After listening to the BiggerPockets episodes, he said that he learned that it wouldn’t be a bad idea to reach back out. So he checked in with the listing agent again and said, “Hey, how are things moving?” The property was under contract with another buyer. So Jeffrey ended up reaching back out and seven days later he got a call from the listing agent saying that that initial buyer dropped out and the seller was now willing to accept Jeffrey’s 1.2 million offer. So Jeffrey, I’m super pumped for you for being able to get this property in a contract, but even more so, it’s a great lesson for all of our rookies that just because a property goes under contract with the buyer, that doesn’t mean that they’re going to close. Deals out of escrow all the time.

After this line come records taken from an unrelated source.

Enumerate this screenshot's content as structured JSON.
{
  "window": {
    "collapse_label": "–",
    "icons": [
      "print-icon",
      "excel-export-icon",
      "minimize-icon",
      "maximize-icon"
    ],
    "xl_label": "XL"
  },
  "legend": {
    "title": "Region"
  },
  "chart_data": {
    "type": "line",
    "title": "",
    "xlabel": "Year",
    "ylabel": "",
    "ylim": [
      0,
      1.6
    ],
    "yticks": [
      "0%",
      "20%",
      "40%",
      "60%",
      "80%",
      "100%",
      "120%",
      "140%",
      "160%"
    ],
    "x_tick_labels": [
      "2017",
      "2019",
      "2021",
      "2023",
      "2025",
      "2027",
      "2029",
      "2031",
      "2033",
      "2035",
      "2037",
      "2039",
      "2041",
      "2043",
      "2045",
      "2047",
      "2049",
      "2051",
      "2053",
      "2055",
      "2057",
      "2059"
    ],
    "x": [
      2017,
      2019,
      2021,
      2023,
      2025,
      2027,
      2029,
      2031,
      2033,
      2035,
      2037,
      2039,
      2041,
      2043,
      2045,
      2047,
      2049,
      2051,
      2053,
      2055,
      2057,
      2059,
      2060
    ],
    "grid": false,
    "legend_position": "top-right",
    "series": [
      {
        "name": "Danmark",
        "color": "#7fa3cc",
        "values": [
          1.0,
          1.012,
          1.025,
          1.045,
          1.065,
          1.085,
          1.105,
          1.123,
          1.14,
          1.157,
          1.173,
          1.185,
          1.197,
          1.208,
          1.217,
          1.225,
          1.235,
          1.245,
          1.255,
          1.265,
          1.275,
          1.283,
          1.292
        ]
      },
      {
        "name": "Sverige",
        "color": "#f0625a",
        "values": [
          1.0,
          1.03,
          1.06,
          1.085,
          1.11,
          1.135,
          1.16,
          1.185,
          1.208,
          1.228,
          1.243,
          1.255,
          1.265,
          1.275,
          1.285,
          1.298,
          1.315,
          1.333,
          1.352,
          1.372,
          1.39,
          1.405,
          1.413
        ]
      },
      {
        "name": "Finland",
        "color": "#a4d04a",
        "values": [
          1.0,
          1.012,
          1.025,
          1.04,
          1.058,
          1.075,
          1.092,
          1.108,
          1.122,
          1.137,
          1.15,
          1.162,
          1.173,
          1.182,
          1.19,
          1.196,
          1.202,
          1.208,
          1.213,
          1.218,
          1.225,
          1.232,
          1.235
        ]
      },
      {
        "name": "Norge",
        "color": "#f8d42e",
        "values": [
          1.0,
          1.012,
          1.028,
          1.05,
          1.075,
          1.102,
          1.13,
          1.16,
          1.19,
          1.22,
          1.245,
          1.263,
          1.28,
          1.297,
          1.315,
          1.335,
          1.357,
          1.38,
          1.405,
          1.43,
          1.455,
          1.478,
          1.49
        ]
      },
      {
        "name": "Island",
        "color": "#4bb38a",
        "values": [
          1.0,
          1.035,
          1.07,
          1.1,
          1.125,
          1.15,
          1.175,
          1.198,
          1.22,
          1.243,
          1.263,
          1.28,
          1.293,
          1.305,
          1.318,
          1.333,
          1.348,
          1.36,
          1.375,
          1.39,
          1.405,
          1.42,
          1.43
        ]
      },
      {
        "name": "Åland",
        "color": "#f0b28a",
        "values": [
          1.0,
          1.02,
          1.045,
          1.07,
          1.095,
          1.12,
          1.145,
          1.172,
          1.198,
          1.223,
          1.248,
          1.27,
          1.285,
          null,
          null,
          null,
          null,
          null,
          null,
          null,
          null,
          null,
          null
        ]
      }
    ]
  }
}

So if you can be the second person in line, that is a great position to be in.

Ashley:
Yeah. Congratulations, Jeffrey. That’s awesome. And way to stick with it. Well, Daniel, thank you so much for joining us today to do this recording. Can you let everyone know where they can reach out to you and possibly learn some more information about your crazy skydiving and other adventures that you do?

Daniel:
Yeah, you can reach out to me on Instagram, it’s Free Fly Kid. On Facebook, Daniel.Schiermeyer. Those are the main two. I respond to everybody on there.

Ashley:
Well, Daniel, thank you so much for coming on today. We really appreciated you taking the time and providing value to us and all of our listeners. I’m Ashley at Wealth From Rentals and he’s Tony at Tony J Robinson. And we will be back on Saturday with a Rookie Reply.